Ive given up and just tell then to tweet Chris Whitty and ask him instead now.
Me! I'm still going to work but now doing a v stressful job for what I see as no reward l. I want to plan holidays, days out, treats and i cant. I'm so sad and fed up
I could have written this and feeling exactly the same. We've had one weekend break cancelled, another we were due to go on this Thursday and a week booked for first week of June. I'm grieving the year we had planned and I just want normality back. Like you, we're so lucky to be in a good position but I just want life back to normal.
@lilactree...I'm sorry to hear things are not good for you financially; that's really got to make this whole situation so much more stressful.
Oh so yes. Add to my situation that I’m still working part time in a stressful job, selfish DH who reckons his job is more important, unsupportive boss and a horrible company to work for and I’m fucking bust
Gosh, yes, a lot of people feel this way around my parts. Also a lot just not following the rules anyway.
I think it's ok to say it out loud, "I'm sick of this fucking lockdown bollocks".

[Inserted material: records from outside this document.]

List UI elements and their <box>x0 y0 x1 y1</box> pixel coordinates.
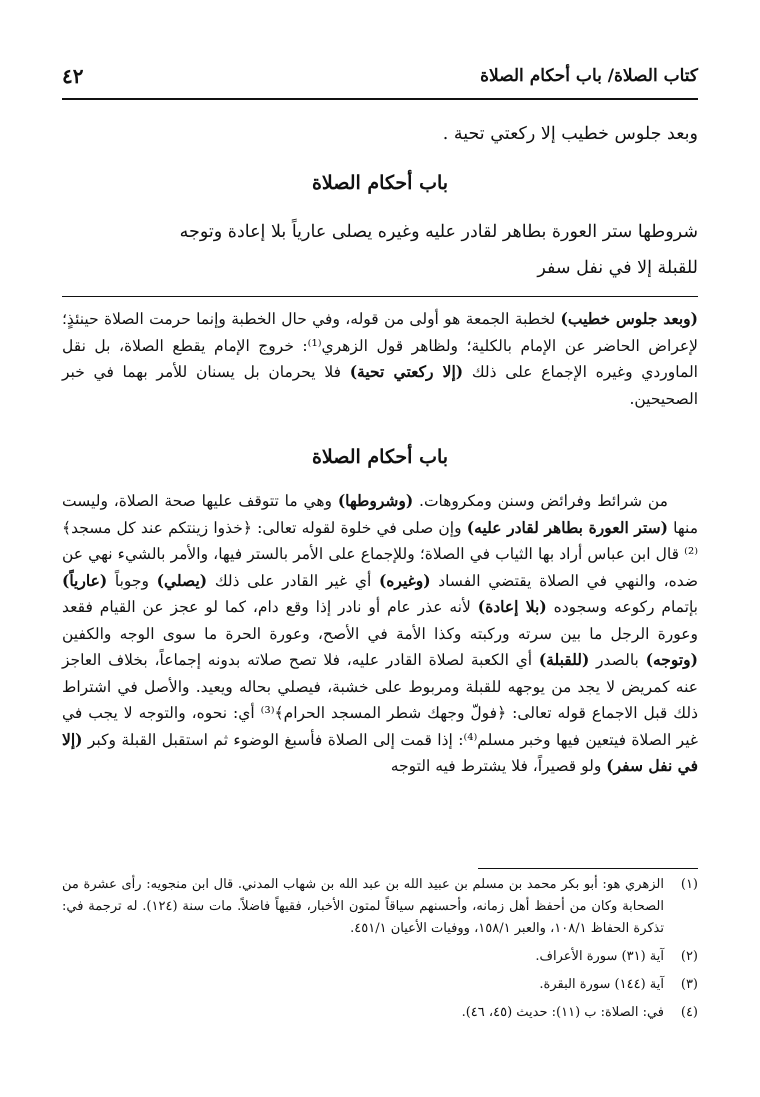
footnote-number: (١) <box>680 877 698 892</box>
footnote-text: آية (١٤٤) سورة البقرة. <box>539 977 664 992</box>
commentary-text: فلا يحرمان بل يسنان للأمر بهما في خبر الصحيحين. <box>62 363 698 408</box>
footnote-text: آية (٣١) سورة الأعراف. <box>535 949 664 964</box>
commentary-text: ولو قصيراً، فلا يشترط فيه التوجه <box>390 757 607 775</box>
matn-line-2: للقبلة إلا في نفل سفر <box>537 258 698 278</box>
footnote-divider <box>478 868 698 869</box>
footnote-1 <box>62 874 698 940</box>
footnote-2 <box>62 946 698 968</box>
matn-line-top: وبعد جلوس خطيب إلا ركعتي تحية . <box>442 124 698 144</box>
quoted-matn: (ستر العورة بطاهر لقادر عليه) <box>466 517 668 537</box>
commentary-text: بالصدر <box>589 651 646 669</box>
commentary-text: أي غير القادر على ذلك <box>207 571 379 590</box>
page-header <box>62 58 698 94</box>
quoted-matn: (وشروطها) <box>337 491 414 510</box>
footnote-text: الزهري هو: أبو بكر محمد بن مسلم بن عبيد الله بن عبد الله بن شهاب المدني. قال ابن منجويه: رأى عشرة من الصحابة وكان من أحفظ أهل زمانه، وأحسنهم سياقاً لمتون الأخبار، فقيهاً فاضلاً. مات سنة (١٢٤). له ترجمة في: تذكرة الحفاظ ١٠٨/١، والعبر ١٥٨/١، ووفيات الأعيان ٤٥١/١. <box>62 877 664 936</box>
commentary-text: : إذا قمت إلى الصلاة فأسبغ الوضوء ثم استقبل القبلة وكبر <box>82 730 464 749</box>
quoted-matn: (وبعد جلوس خطيب) <box>560 309 698 328</box>
footnotes <box>62 874 698 1030</box>
matn-text <box>62 214 698 286</box>
page-number: ٤٢ <box>62 64 84 88</box>
section-heading-2: باب أحكام الصلاة <box>311 446 449 468</box>
footnote-4 <box>62 1002 698 1024</box>
commentary-text: بإتمام ركوعه وسجوده <box>546 598 698 616</box>
matn-line-1: شروطها ستر العورة بطاهر لقادر عليه وغيره يصلى عارياً بلا إعادة وتوجه <box>179 222 698 242</box>
quoted-matn: (وتوجه) <box>645 650 698 669</box>
commentary-text: وهي ما تتوقف عليها صحة الصلاة، وليست منها <box>62 492 699 537</box>
commentary-text: وجوباً <box>107 571 157 590</box>
footnote-ref: ⁽³⁾ <box>260 704 275 722</box>
quoted-matn: (يصلي) <box>156 570 208 590</box>
footnote-ref: ⁽¹⁾ <box>307 336 322 355</box>
commentary-text: لخطبة الجمعة هو أولى من قوله، وفي حال الخطبة وإنما حرمت الصلاة حينئذٍ؛ لإعراض الحاضر عن الإمام بالكلية؛ ولظاهر قول الزهري <box>62 310 698 355</box>
commentary-text: أي الكعبة لصلاة القادر عليه، فلا تصح صلاته بدونه إجماعاً، بخلاف العاجز عنه كمريض لا يجد من يوجهه للقبلة ومربوط على خشبة، فيصلي بحاله ويعيد. والأصل في اشتراط ذلك قبل الاجماع قوله تعالى: ﴿فولّ وجهك شطر المسجد الحرام﴾ <box>62 651 698 722</box>
commentary-text: لأنه عذر عام أو نادر إذا وقع دام، كما لو عجز عن القيام فقعد وعورة الرجل ما بين سرته وركبته وكذا الأمة في الأصح، وعورة الحرة ما سوى الوجه والكفين <box>62 598 698 643</box>
commentary-text: : خروج الإمام يقطع الصلاة، بل نقل الماوردي وغيره الإجماع على ذلك <box>62 336 698 381</box>
commentary-paragraph-1 <box>62 306 698 412</box>
quoted-matn: (بلا إعادة) <box>477 597 547 616</box>
header-divider <box>62 98 698 100</box>
running-title: كتاب الصلاة/ باب أحكام الصلاة <box>480 66 698 86</box>
footnote-number: (٣) <box>680 977 698 992</box>
commentary-text: قال ابن عباس أراد بها الثياب في الصلاة؛ وللإجماع على الأمر بالستر فيها، والأمر بالشيء نهي عن ضده، والنهي في الصلاة يقتضي الفساد <box>62 545 699 590</box>
quoted-matn: (عارياً) <box>62 570 108 590</box>
quoted-matn: (إلا ركعتي تحية) <box>349 362 464 381</box>
footnote-3 <box>62 974 698 996</box>
footnote-number: (٢) <box>680 949 698 964</box>
quoted-matn: (للقبلة) <box>538 650 590 669</box>
footnote-ref: ⁽⁴⁾ <box>463 730 478 749</box>
footnote-ref: ⁽²⁾ <box>684 545 698 563</box>
commentary-text: وإن صلى في خلوة لقوله تعالى: ﴿خذوا زينتكم عند كل مسجد﴾ <box>62 518 467 537</box>
commentary-paragraph-2 <box>62 488 698 780</box>
footnote-text: في: الصلاة: ب (١١): حديث (٤٥، ٤٦). <box>461 1005 664 1020</box>
section-heading-1: باب أحكام الصلاة <box>311 172 449 194</box>
commentary-text: أي: نحوه، والتوجه لا يجب في غير الصلاة فيتعين فيها وخبر مسلم <box>62 704 699 749</box>
matn-sharh-divider <box>62 296 698 297</box>
footnote-number: (٤) <box>680 1005 698 1020</box>
quoted-matn: (وغيره) <box>378 570 431 590</box>
quoted-matn: (إلا في نفل سفر) <box>62 729 698 775</box>
commentary-text: من شرائط وفرائض وسنن ومكروهات. <box>413 492 668 510</box>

Main thing is we still follow the rules but we can moan about it. Just because people are dying does not mean, you can't feel bored of this. You are allowed to feel whatever you want.
We will come out if this lockdown at some point. Things will get better. We will be able to have tea and cake in a cafe again talking about that new shop that just opened up and how it's full of crap tat lol.
But for now we have online to have tea and cake and moan about how that cheeky sod took the last box of wash powder, when they already has two in their trolly. The crafty sods!